Polish Paradise?

The cities of Warsaw and Krakow in Poland are offering investors some great opportunities in property with high growth potential, low risk and some great real estate deals. High levels of direct foreign investment into the country in all areas of the economy have produced a stable financial environment and the Polish Government have been quick to take advantage of the economic stability by creating a series of economic incentives including the rebate of real estate tax, the payment of grants, and reimbursement of land costs for certain investors. All of these factors mean that the country is set to be a good place to invest in and is an area that should produce excellent long term gains.

In 2005, Poland saw high increases in the amount of foreign property investors – not just in the major cities, but also in more rural areas.
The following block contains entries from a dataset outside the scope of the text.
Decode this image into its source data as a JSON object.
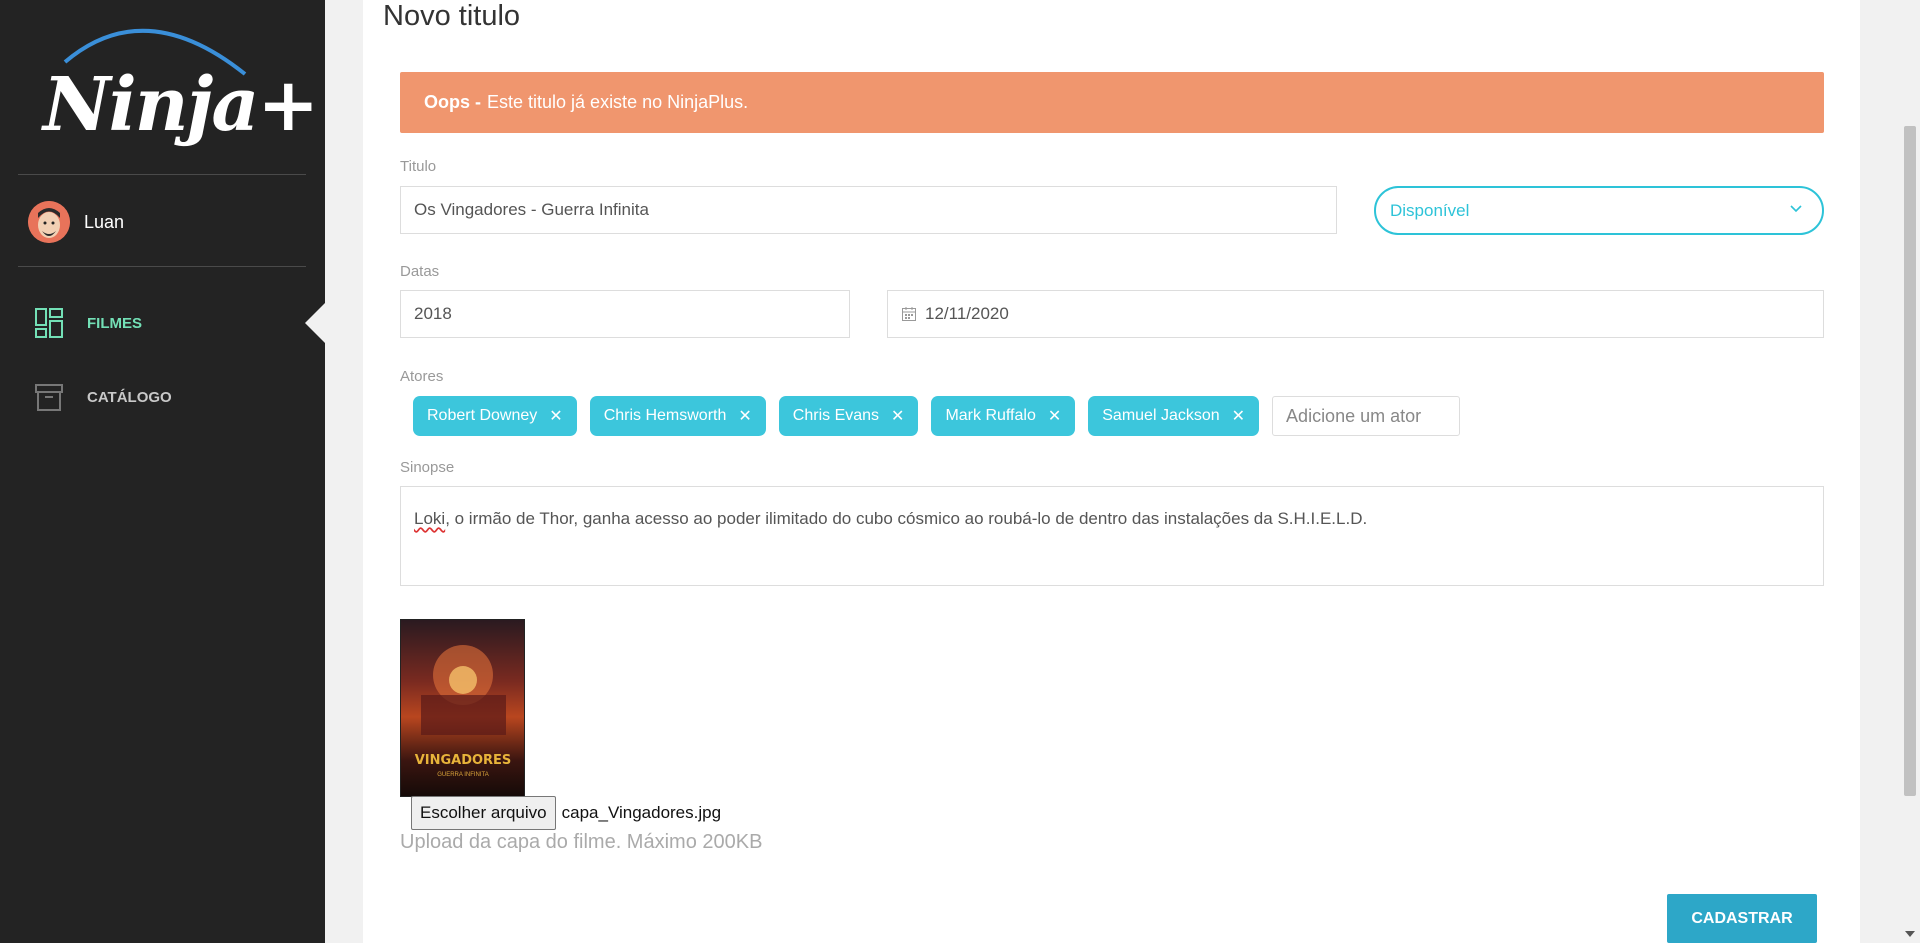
{
  "sidebar": {
    "logo_text": "Ninja+",
    "user_name": "Luan",
    "nav": [
      {
        "label": "FILMES",
        "icon": "dashboard-icon"
      },
      {
        "label": "CATÁLOGO",
        "icon": "archive-box-icon"
      }
    ]
  },
  "main": {
    "title": "Novo titulo",
    "alert": {
      "prefix": "Oops -",
      "message": "Este titulo já existe no NinjaPlus."
    },
    "titulo_label": "Titulo",
    "titulo_value": "Os Vingadores - Guerra Infinita",
    "status_value": "Disponível",
    "datas_label": "Datas",
    "year_value": "2018",
    "date_value": "12/11/2020",
    "atores_label": "Atores",
    "actors": [
      "Robert Downey",
      "Chris Hemsworth",
      "Chris Evans",
      "Mark Ruffalo",
      "Samuel Jackson"
    ],
    "actor_placeholder": "Adicione um ator",
    "sinopse_label": "Sinopse",
    "sinopse_first_word": "Loki",
    "sinopse_rest": ", o irmão de Thor, ganha acesso ao poder ilimitado do cubo cósmico ao roubá-lo de dentro das instalações da S.H.I.E.L.D.",
    "poster_title": "VINGADORES",
    "poster_subtitle": "GUERRA INFINITA",
    "file_button": "Escolher arquivo",
    "file_name": "capa_Vingadores.jpg",
    "upload_help": "Upload da capa do filme. Máximo 200KB",
    "submit_label": "CADASTRAR"
  },
  "colors": {
    "sidebar_bg": "#232323",
    "accent_green": "#73e0b6",
    "accent_cyan": "#2dc3d8",
    "alert_bg": "#f0966e",
    "submit_bg": "#2da7c8"
  }
}
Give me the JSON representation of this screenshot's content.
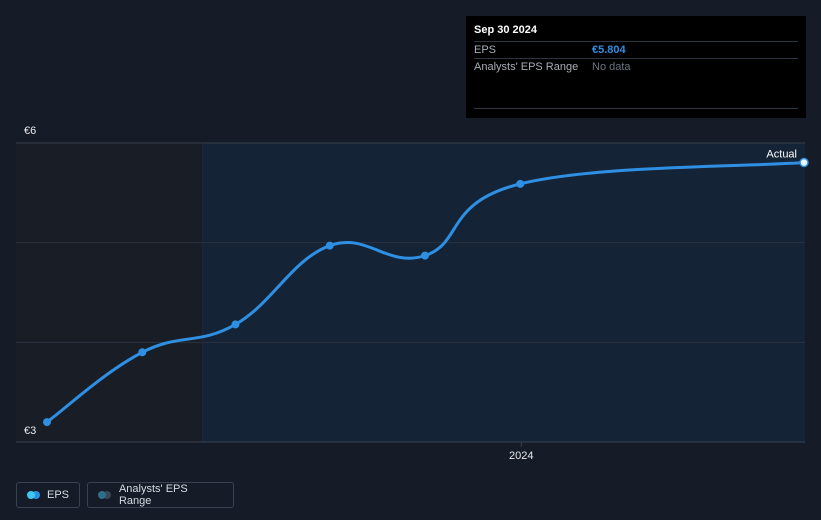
{
  "chart_data": {
    "type": "line",
    "ylabel": "",
    "xlabel": "",
    "y_ticks": [
      "€6",
      "€3"
    ],
    "ylim": [
      3,
      6
    ],
    "x_tick_labels": [
      {
        "label": "2024",
        "date": "2024-01-01"
      }
    ],
    "series": [
      {
        "name": "EPS",
        "color": "#2e8fe3",
        "points": [
          {
            "date": "2022-09-30",
            "value": 3.2
          },
          {
            "date": "2022-12-31",
            "value": 3.9
          },
          {
            "date": "2023-03-31",
            "value": 4.18
          },
          {
            "date": "2023-06-30",
            "value": 4.97
          },
          {
            "date": "2023-09-30",
            "value": 4.87
          },
          {
            "date": "2023-12-31",
            "value": 5.59
          },
          {
            "date": "2024-09-30",
            "value": 5.804
          }
        ]
      }
    ],
    "annotations": [
      {
        "label": "Actual",
        "date": "2024-09-30"
      }
    ],
    "grid": true
  },
  "tooltip": {
    "date": "Sep 30 2024",
    "rows": [
      {
        "label": "EPS",
        "value": "€5.804"
      },
      {
        "label": "Analysts' EPS Range",
        "value": "No data"
      }
    ]
  },
  "legend": {
    "items": [
      {
        "label": "EPS",
        "dot_colors": [
          "#3ec7f0",
          "#2e8fe3"
        ]
      },
      {
        "label": "Analysts' EPS Range",
        "dot_colors": [
          "#2f6f8a",
          "#3b4757"
        ]
      }
    ]
  },
  "colors": {
    "background": "#151b27",
    "past_region": "#181d26",
    "forecast_region": "#142335",
    "line": "#2e8fe3",
    "gridline": "#2a3340"
  }
}
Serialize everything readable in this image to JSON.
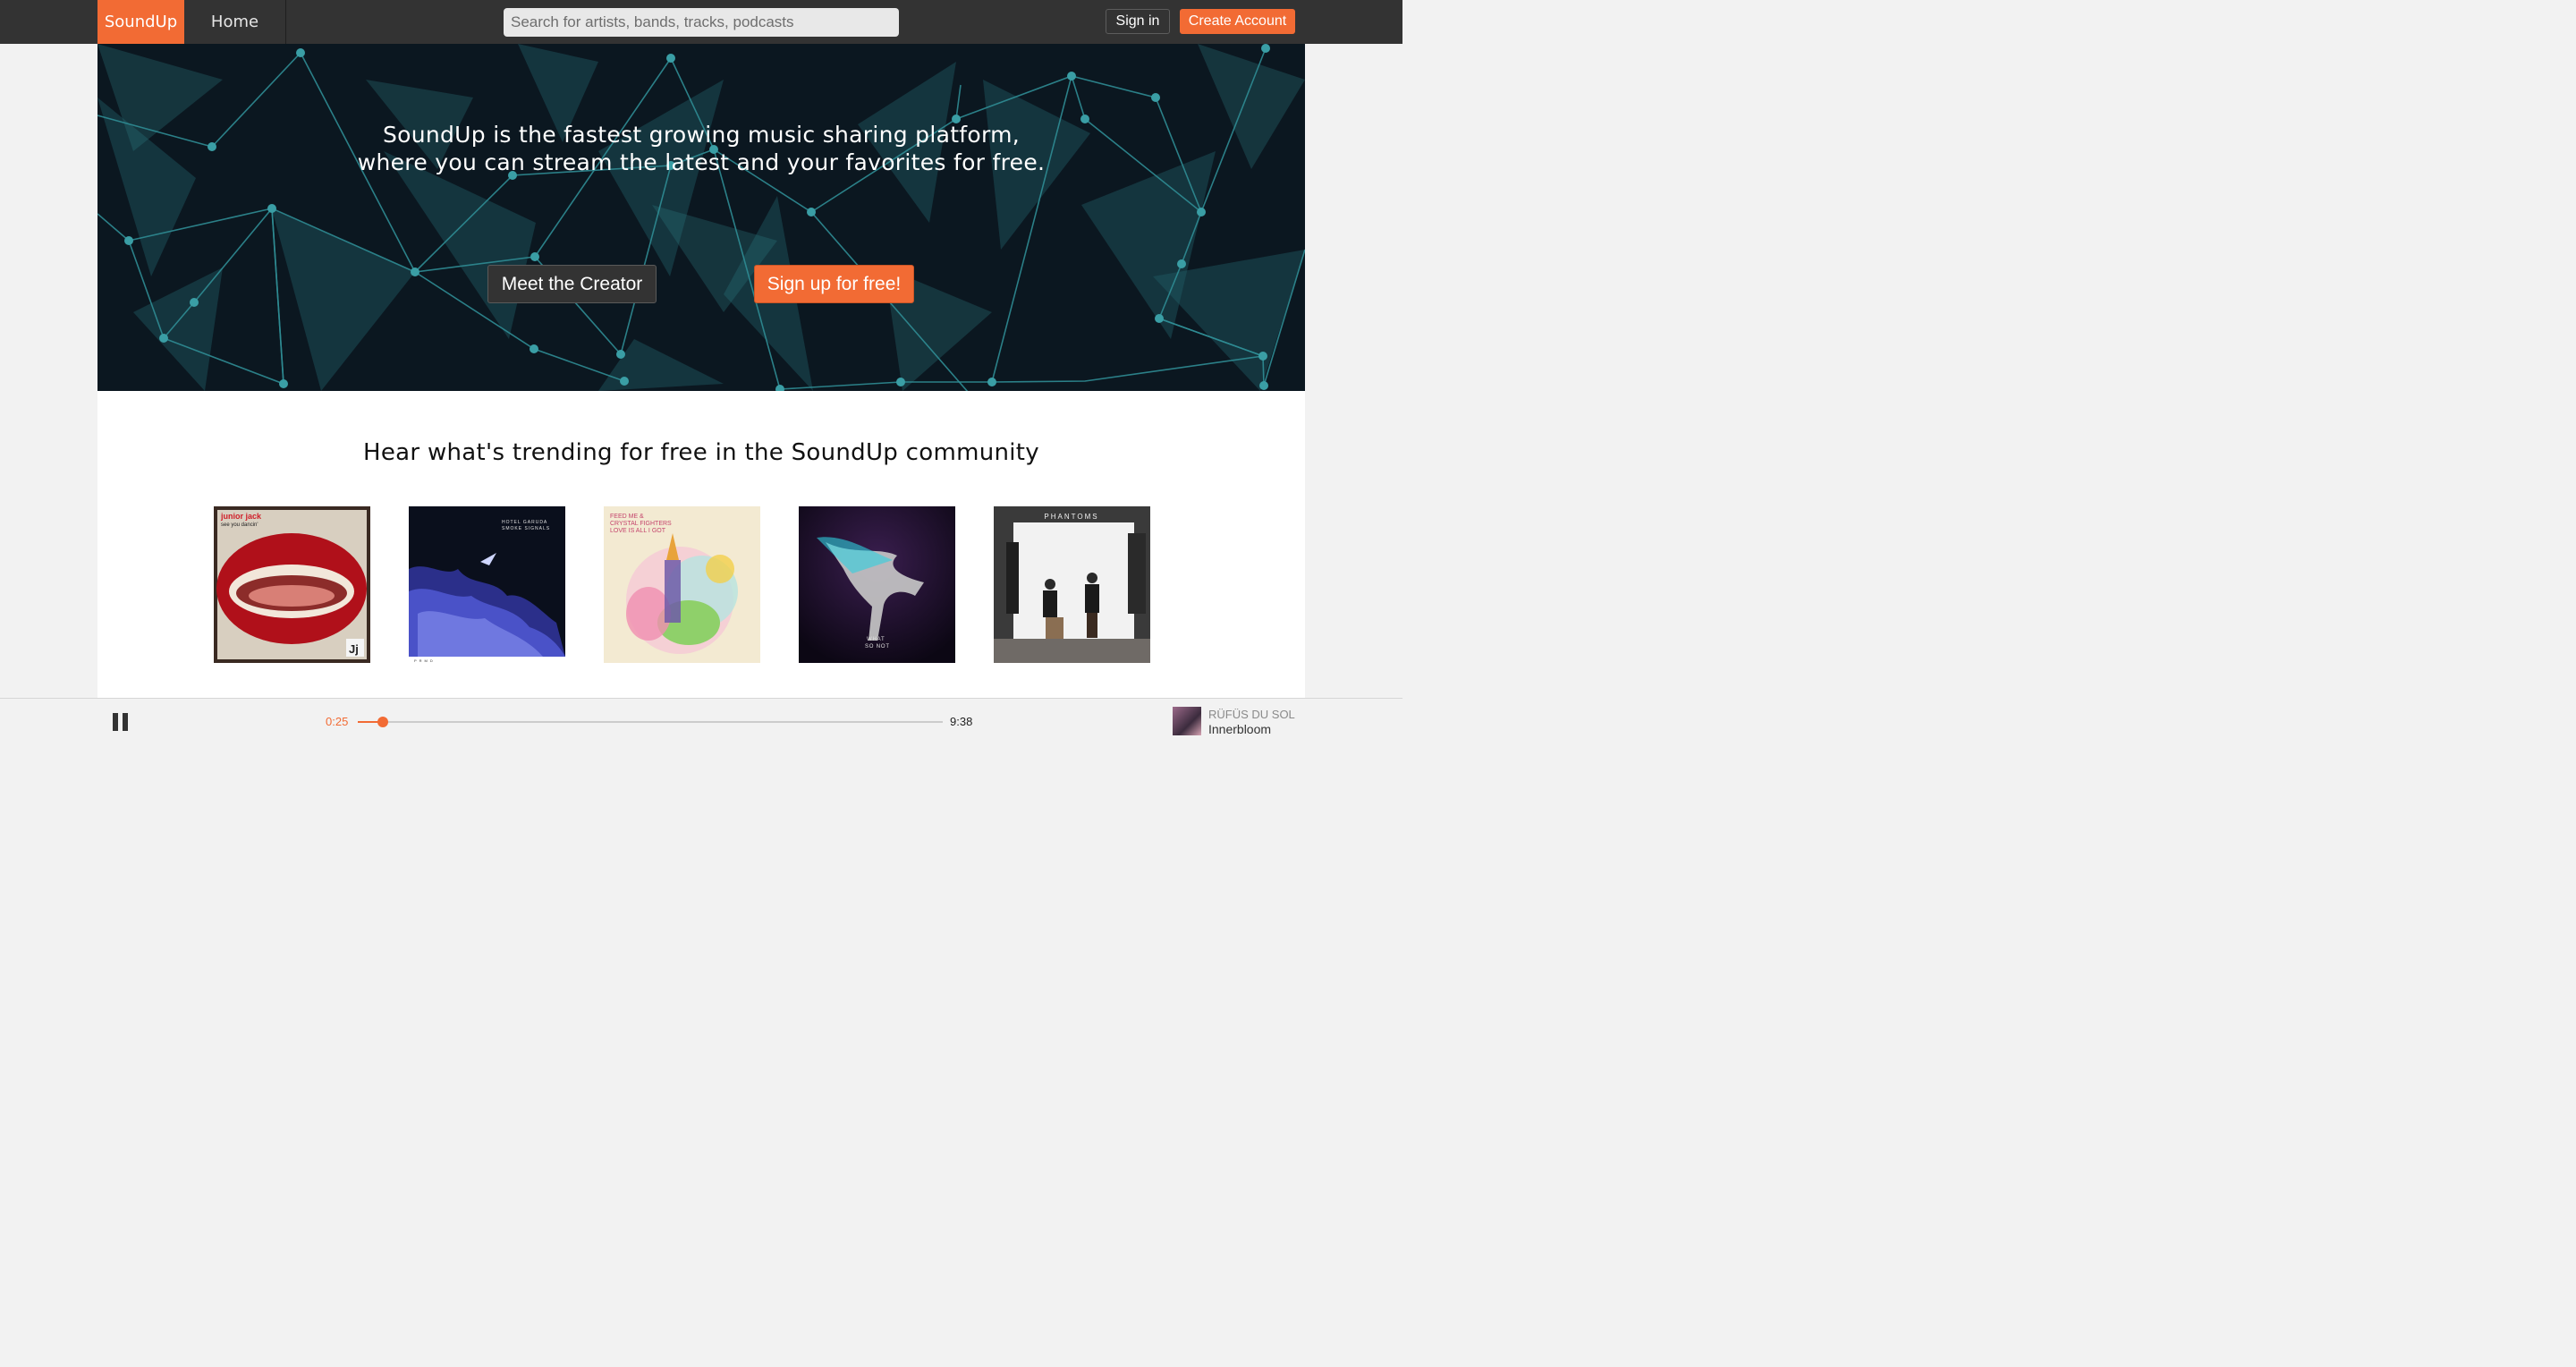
{
  "nav": {
    "logo": "SoundUp",
    "home": "Home",
    "search_placeholder": "Search for artists, bands, tracks, podcasts",
    "signin": "Sign in",
    "create_account": "Create Account"
  },
  "hero": {
    "line1": "SoundUp is the fastest growing music sharing platform,",
    "line2": "where you can stream the latest and your favorites for free.",
    "creator_button": "Meet the Creator",
    "signup_button": "Sign up for free!"
  },
  "trending": {
    "title": "Hear what's trending for free in the SoundUp community",
    "albums": [
      {
        "name": "junior-jack-album",
        "text1": "junior jack",
        "text2": "see you dancin'",
        "badge": "Jj"
      },
      {
        "name": "hotel-garuda-album",
        "text1": "HOTEL GARUDA",
        "text2": "SMOKE SIGNALS",
        "text3": "PRMD"
      },
      {
        "name": "feed-me-album",
        "text1": "FEED ME &",
        "text2": "CRYSTAL FIGHTERS",
        "text3": "LOVE IS ALL I GOT"
      },
      {
        "name": "what-so-not-album",
        "text1": "WHAT",
        "text2": "SO NOT"
      },
      {
        "name": "phantoms-album",
        "text1": "PHANTOMS"
      }
    ]
  },
  "player": {
    "current_time": "0:25",
    "total_time": "9:38",
    "progress": 0.0431,
    "artist": "RÜFÜS DU SOL",
    "title": "Innerbloom"
  },
  "colors": {
    "accent": "#f26b34",
    "nav_bg": "#333333",
    "hero_bg": "#0b1720",
    "hero_network": "#2d7a82"
  }
}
There is only a limited supply of good quality property, and this over-demand and under-supply is fuelling a mini housing boom which is currently in it’s early stages.

Many people are under the false presumption that Warsaw is a concrete jungle, depressing, boring and a huge wasteland of Societ-era housing. However, in the 15 years, there has a been a huge change in the face of Warsaw. Naturally, the city still has it’s problems and parts of the concrete jungle remain, however there is now a thriving metropolis in the heart of the city with plenty of culture and history on show. As Poland’s capital city, it attracts a lot of tourists all year round, so rental yields are good. Growth in the city is also fuelling demand for properties, so buying a good quality property now will probably tield good dividends in the future.

Krakow is located in the south of Poland on the Wisla River. It is one of the country’s old cities and also one of the most beautiful. It has a history which can be traced back to over 1000 years. As a past capital of the country, it has a diverse, fascinating history with uprisings, border-shifts and varying occupations.

Many Poles consider Krakow the real heart of the country because of it’s deep historic roots and because of this, the city attracts huge volumes of tourists each year, with more than 4 million taking in the sights each year. The huge tourism trade means that rental properties would be a good investment in the city – there is a year-round tourist trade so rental income should remain fairly consistent throughout the year.

Poland Foreign Real Estate Investment
In the past, the aquisition of real estate in the country by a foreign investor will require a permit from the Minister of Internal Affairs and Administration. However, with Poland’s entry into the EU, European foreign investors no longer need a permit, however there may be certain restrictions in place such as restrictions on the type of land being purchased and it’s intended use. It is wise to contact a local Polish solicitor who will be able to guide you through all the local laws and customs before you complete on your property.